I would rather watch my own cremation than willfully watch Charles Barkley muse about race in ways that require a suspension of nuance, irony, or an even a basic understanding of American history and the racism that’s long carried it. 

And yet. TNT has announced a limited series, entitled The Race Card, hosted by the former NBA star and sportscaster. The six hour-long episodes will air in 2017, and per the press release, “Charles Barkley has had enough. The America that he knew has lost its way, becoming mired in partisan politics, social divides and entrenched corporate interests.”

The title of this show alone suggests that this show is going to examine race, culture, and class from an already false premise, given how “the race card” is largely used pejoratively to discount legitimate complaints of racial bias. It’s not tongue-in-cheek; it’s already playing into empty tropes. Then there is the dubious claim from the man himself about what has motivated him to do this show.  

Charles Barkley was born in 1963, which means shortly after his birth came the passing of The Civil Rights and Voting Rights Act, respectively, and the implementation of Richard Nixon’s very racist “southern strategy.” Thanks to the likes of people like Pat Buchanan, this country has been marred in cultural wars for two decades, and because of the Reagan administration, deeply entrenched in corporate interests for three. The country Barkley purportedly claims to not recognize is more of a testament to Barkley’s lack of attention span than any serious look at the trajectory of this nation. 

Barkley is amusing when talking about basketball, but whenever he delves into matters pertaining to racism, he tends to convey a facile grasp of how racism functions in society. In recent years, Barkley has claimed that he felt George Zimmerman did not deserve to be found guilty; defended Ferguson police officers in the wake of the Michael Brown shooting; argued that he didn’t think Eric Garner’s death ought to be classified as a homicide

Barkley has also made anti-black statements like, "There are a lot of Black people who are unintelligent, who don't have success. It's best to knock a successful Black person down 'cause they're intelligent, they speak well, they do well in school, and they're successful. It's crabs in a barrel. ... We're the only ethnic group that says, 'hey, if you go to jail, it gives you street cred.' "

Lame black people can continue to cry about some anti-intellectual bias in the black community to avoid culpability in their own lack of social skills all they’d like, but in 2013, Rice University’s Kinder Institute for Urban Research found that African Americans are most likely to value a post-secondary education in becoming successful. There’s also the counterpoint that the public school system has failed black people given the limited access so many have.

But, according to TNT’s press release: “In The Race Card, Charles Barkley wants to bust up the echo chamber mentality that so often has people retreating to corners of the like-minded, where views are reinforced and ideas are distorted into angry, unexamined groupthink conclusions.” So, Barkley is going to repudiate the last couple of decades in his life, turn on Michael Jackson, shimmy a little to “Man In The Mirror,” and make that change? I highly doubt it. Cute lil’ buzzword usage aside, based on his own history, there is no reason to believe Barkley is capable of facilitating what’s been promised.

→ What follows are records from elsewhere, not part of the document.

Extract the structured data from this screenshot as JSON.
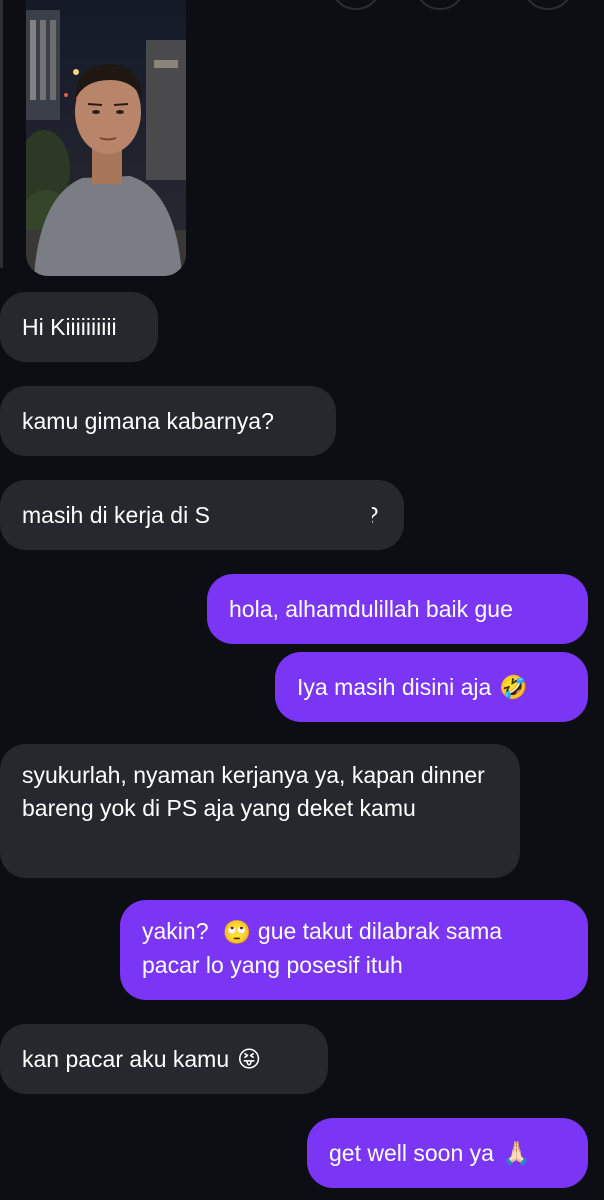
{
  "colors": {
    "background": "#0c0e13",
    "incoming_bubble": "#26282d",
    "outgoing_bubble": "#7a35f5",
    "text": "#ffffff"
  },
  "messages": [
    {
      "direction": "incoming",
      "text": "Hi Kiiiiiiiiii"
    },
    {
      "direction": "incoming",
      "text": "kamu gimana kabarnya?"
    },
    {
      "direction": "incoming",
      "text": "masih di kerja di S",
      "text_end": "s?"
    },
    {
      "direction": "outgoing",
      "text": "hola, alhamdulillah baik gue"
    },
    {
      "direction": "outgoing",
      "text": "Iya masih disini aja",
      "emoji": "🤣"
    },
    {
      "direction": "incoming",
      "text": "syukurlah, nyaman kerjanya ya, kapan dinner bareng yok di PS aja yang deket kamu"
    },
    {
      "direction": "outgoing",
      "text": "yakin?",
      "emoji": "🙄",
      "text_end": "gue takut dilabrak sama pacar lo yang posesif ituh"
    },
    {
      "direction": "incoming",
      "text": "kan pacar aku kamu",
      "emoji": "😝"
    },
    {
      "direction": "outgoing",
      "text": "get well soon ya",
      "emoji": "🙏🏻"
    }
  ]
}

I can imagine why it was greenlit, though. Recent polls show the majority of Americans say race relations should be a major focus for the next president. 

To wit, Barkely himself says in the press release: "We as Americans never discuss the issue of race in this country and how it impacts everything in our lives until something bad happens. I see this project as a way to talk about race, class and cultural differences and challenge everyone's status quo."

When hasn’t something bad rooted in race not happened in this country? Some people keep arguing that we need to have a “conversation about race.” No one needs that. We need to be way past that, onto the part where we talk about racism and what actually can be done about it. To the credit of many protesters, select members of media, and plenty of social media, there already is conversation. However, Barkley is riding their coattails and it is unfair to all of us who actually have something to say.

Barkley, more or less, is a famous a black man who has long lent a black aesthetic to sentiments majorly held by average white conservatives. 

In 2014, I wrote this about Barkley: “Charles Barkley is about as qualified to speak on race as LeBron James is to be Sophia Vergara’s stunt double; as ready as singer K. Michelle is to be U.S. ambassador to Kazakhstan; as Ben Carson is ready to be president.” 

I stand by that. We don’t need his insight nor do we need anymore after school special-like commentary on racism, the ones much like that recent ABC News town hall featuring President Obama; the ones full of false equivalences and empty, disingenuous rhetoric. 

They are a distraction and I wish all like them nothing but failure.